RME invites students to explore a context and develop ways of talking about it mathematically. But thinking takes time and formulating ideas as speech is difficult. Students need support to organise their ideas and develop strategies. A variety of teaching strategies can make time for thinking, and these often appear in our materials. On this page, we discuss three strategies:

  • What else do you know?
  • Pass the pen
  • Wait time

What else do you know? 

This strategy arises naturally when students work with the ratio table or the bar. The slides on “Battery life” in Filling the Whole (PR1) use this question to give students time to use the bar creatively to calculate percentages. Some will mark in 33% and 66% and then divide 33% by 3. They then find multiples of 11%. Others will mark in 33%, 66% and 100%, then find 10%, 20%, 40% and 80%. Later, they use “What else do you know?” to solve a specific question: the price of jeans before the sales.

In Seeing it Differently (N2), students are presented with bare facts: “A 400g block of cheese has a volume of 320cm sq”. Without being offered a specific question about the volume of half a block of cheese, the slide asks students to say: What else do you know? This helps them to work out how to use a ratio table to solve problems about rates/speed and density. Once students are used to this question, they may even ask it themselves as they work alone or with others.

Pass the pen

Pass the pen is a strategy related to “What else do you know?” Here, students can come up to the board to fill in one more item that they know, then pass the pen to another student. An important by-product of this strategy is that it hands over responsibility for learning to the students — giving the teacher a chance to move away from the front of the class.

Wait time

Teachers are often under pressure to move on in a lesson, and waiting a long time for students to respond can be challenging.  In fact, research by Mary Rowe back in 1972 tells us that teachers rarely wait more than a second before they move on. Try timing yourself! Rowe found that extending wait time to betweeen three and five seconds makes a big difference to how students respond. Students’ responses are longer, they are more confident and willing to speculate, they ask more questions and lower attainers say more.

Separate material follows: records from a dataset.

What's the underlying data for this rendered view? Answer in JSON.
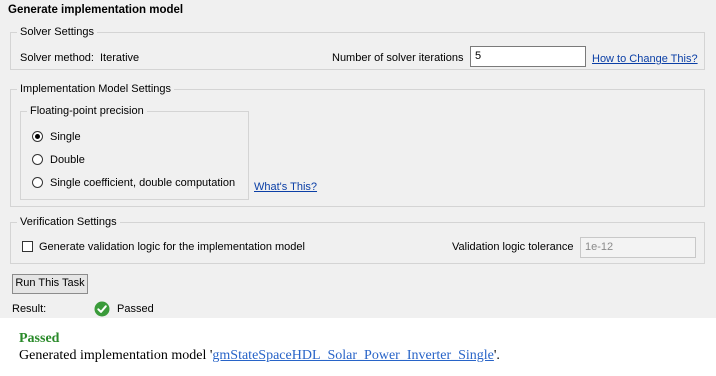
{
  "title": "Generate implementation model",
  "solver_settings": {
    "legend": "Solver Settings",
    "method_label": "Solver method:",
    "method_value": "Iterative",
    "iterations_label": "Number of solver iterations",
    "iterations_value": "5",
    "help_link": "How to Change This?"
  },
  "implementation_settings": {
    "legend": "Implementation Model Settings",
    "precision_legend": "Floating-point precision",
    "options": [
      {
        "label": "Single",
        "selected": true
      },
      {
        "label": "Double",
        "selected": false
      },
      {
        "label": "Single coefficient, double computation",
        "selected": false
      }
    ],
    "help_link": "What's This?"
  },
  "verification_settings": {
    "legend": "Verification Settings",
    "checkbox_label": "Generate validation logic for the implementation model",
    "checkbox_checked": false,
    "tolerance_label": "Validation logic tolerance",
    "tolerance_value": "1e-12"
  },
  "run_button_label": "Run This Task",
  "result": {
    "label": "Result:",
    "status": "Passed",
    "status_color": "#2a8a2a"
  },
  "report": {
    "heading": "Passed",
    "message_prefix": "Generated implementation model '",
    "model_name": "gmStateSpaceHDL_Solar_Power_Inverter_Single",
    "message_suffix": "'."
  }
}
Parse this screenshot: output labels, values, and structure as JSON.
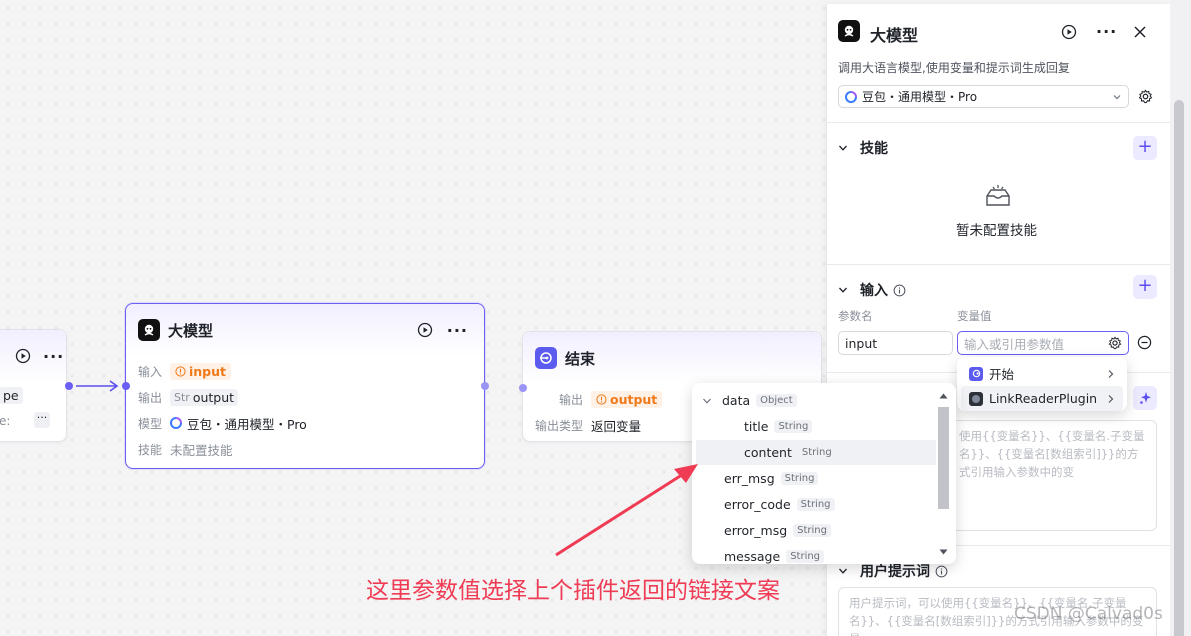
{
  "left_node": {
    "partial_tag": "pe",
    "partial_text": "e:"
  },
  "llm_node": {
    "title": "大模型",
    "input_label": "输入",
    "input_value": "input",
    "output_label": "输出",
    "output_type": "Str",
    "output_value": "output",
    "model_label": "模型",
    "model_value": "豆包・通用模型・Pro",
    "skill_label": "技能",
    "skill_value": "未配置技能"
  },
  "end_node": {
    "title": "结束",
    "output_label": "输出",
    "output_value": "output",
    "output_type_label": "输出类型",
    "output_type_value": "返回变量"
  },
  "panel": {
    "title": "大模型",
    "description": "调用大语言模型,使用变量和提示词生成回复",
    "model_select": "豆包・通用模型・Pro",
    "skills_title": "技能",
    "skills_empty": "暂未配置技能",
    "input_title": "输入",
    "col_param": "参数名",
    "col_value": "变量值",
    "param_name": "input",
    "value_placeholder": "输入或引用参数值",
    "system_prompt_hint": "使用{{变量名}}、{{变量名.子变量名}}、{{变量名[数组索引]}}的方式引用输入参数中的变",
    "user_prompt_title": "用户提示词",
    "user_prompt_hint": "用户提示词，可以使用{{变量名}}、{{变量名.子变量名}}、{{变量名[数组索引]}}的方式引用输入参数中的变量"
  },
  "cascader": {
    "items": [
      {
        "label": "开始"
      },
      {
        "label": "LinkReaderPlugin"
      }
    ]
  },
  "tree": {
    "rows": [
      {
        "name": "data",
        "type": "Object"
      },
      {
        "name": "title",
        "type": "String"
      },
      {
        "name": "content",
        "type": "String"
      },
      {
        "name": "err_msg",
        "type": "String"
      },
      {
        "name": "error_code",
        "type": "String"
      },
      {
        "name": "error_msg",
        "type": "String"
      },
      {
        "name": "message",
        "type": "String"
      }
    ]
  },
  "annotation": "这里参数值选择上个插件返回的链接文案",
  "watermark": "CSDN @Calvad0s",
  "colors": {
    "accent": "#6a5ef5",
    "orange": "#f07a1a",
    "annotation_red": "#ef3b53"
  }
}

Re-watch the video of the RME lesson and notice how the teacher uses extended wait times in many places. You might be surprised by how supportive the students are of a long wait-time. These periods of wait-time not only give students space to think – they also give a teacher time to think.  What is the crux of the difficulty we are having? What should my next move be?

Sometimes students find it hard to respond, even when you wait.  In the video, the teacher also asks a student to ask a question which might help them – this is one way of helping them to begin speaking.